Le colonialisme en territoire canadien, incluant l’utilisation de l’appareil répressif de l’État pour contrôler la population autochtone, et l’impérialisme canadien à l’étranger sont deux côtés d’une même médaille. Sous Justin Trudeau, le Canada a joué un rôle de premier plan dans le groupe de Lima, visant à renverser le gouvernement démocratiquement élu de Nicolás Maduro au Venezuela; il a pris une position anti-démocratique suite au coup d’État en Bolivie qui a forcé la démission et l’exil du président indigène démocratiquement élu Evo Morales; il continue d’offrir un support inconditionnel à Israël aux dépens des Palestiniens.
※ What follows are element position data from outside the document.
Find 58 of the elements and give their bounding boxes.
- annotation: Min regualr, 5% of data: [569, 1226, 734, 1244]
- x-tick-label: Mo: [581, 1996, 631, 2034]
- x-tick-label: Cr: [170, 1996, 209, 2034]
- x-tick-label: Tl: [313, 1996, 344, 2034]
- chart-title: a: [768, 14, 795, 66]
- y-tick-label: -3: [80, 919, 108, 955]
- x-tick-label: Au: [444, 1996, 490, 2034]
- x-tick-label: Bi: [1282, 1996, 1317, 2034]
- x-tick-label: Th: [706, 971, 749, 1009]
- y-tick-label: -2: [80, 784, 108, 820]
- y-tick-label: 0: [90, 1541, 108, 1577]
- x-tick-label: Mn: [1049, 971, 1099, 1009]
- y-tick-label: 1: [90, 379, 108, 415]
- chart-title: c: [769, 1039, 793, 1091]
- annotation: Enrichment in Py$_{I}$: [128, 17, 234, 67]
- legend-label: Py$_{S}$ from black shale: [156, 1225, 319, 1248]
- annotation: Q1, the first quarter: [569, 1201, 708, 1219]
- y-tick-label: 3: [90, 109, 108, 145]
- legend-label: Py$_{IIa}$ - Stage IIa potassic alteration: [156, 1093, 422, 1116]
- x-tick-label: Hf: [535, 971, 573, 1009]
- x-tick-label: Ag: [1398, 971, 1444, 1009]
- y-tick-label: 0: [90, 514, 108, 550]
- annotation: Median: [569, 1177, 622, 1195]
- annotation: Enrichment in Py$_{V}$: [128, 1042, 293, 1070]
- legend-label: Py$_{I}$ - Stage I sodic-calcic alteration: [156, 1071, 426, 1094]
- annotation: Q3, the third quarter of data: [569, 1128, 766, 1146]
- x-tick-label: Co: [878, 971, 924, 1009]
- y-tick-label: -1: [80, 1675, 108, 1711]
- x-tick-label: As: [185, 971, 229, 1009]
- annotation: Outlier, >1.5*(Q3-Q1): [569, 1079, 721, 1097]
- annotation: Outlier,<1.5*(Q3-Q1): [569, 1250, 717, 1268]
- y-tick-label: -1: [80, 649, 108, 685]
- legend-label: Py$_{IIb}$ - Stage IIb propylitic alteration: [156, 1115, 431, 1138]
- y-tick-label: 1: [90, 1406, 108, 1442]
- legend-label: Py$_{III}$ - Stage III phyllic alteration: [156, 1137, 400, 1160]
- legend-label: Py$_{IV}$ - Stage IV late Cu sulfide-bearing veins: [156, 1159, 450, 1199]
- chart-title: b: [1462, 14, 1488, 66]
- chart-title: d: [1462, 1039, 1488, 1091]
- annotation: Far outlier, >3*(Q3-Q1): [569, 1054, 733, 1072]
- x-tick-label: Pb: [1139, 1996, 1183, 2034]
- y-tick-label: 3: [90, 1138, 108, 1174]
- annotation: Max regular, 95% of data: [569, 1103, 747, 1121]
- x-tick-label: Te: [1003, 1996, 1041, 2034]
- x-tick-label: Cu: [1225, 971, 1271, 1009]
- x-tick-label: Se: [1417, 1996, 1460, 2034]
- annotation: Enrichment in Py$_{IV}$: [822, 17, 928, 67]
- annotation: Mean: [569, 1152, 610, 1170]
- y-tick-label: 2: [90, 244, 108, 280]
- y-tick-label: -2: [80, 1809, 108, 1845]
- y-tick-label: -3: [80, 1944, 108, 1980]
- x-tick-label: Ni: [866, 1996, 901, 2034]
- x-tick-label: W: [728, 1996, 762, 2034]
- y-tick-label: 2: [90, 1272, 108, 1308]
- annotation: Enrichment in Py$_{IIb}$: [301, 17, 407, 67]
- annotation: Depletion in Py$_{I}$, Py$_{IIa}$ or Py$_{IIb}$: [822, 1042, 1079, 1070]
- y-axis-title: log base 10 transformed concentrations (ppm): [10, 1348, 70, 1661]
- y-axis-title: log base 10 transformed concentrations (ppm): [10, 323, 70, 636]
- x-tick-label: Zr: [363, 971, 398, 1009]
En territoire canadien comme à l’étranger, le mépris du gouvernement Trudeau pour l’autodétermination des peuples est remarqué par la communauté internationale, comme en témoigne d’ailleurs l’échec de sa campagne pour l’obtention d’un siège au Conseil de sécurité des Nations Unies.
Le projet de collaboration médicale entre la SCO et Cuba est un grand exemple de solidarité internationale, un partage d’expertise dans le cadre d’une relation d’égal à égal entre les nations. Si le gouvernement canadien savait faire preuve d’humilité, il y verrait un modèle à suivre dans ses relations avec les peuples du monde et les nations autochtones. Il est répréhensible que sa réaction ait plutôt été de bloquer toute possibilité d’une telle collaboration.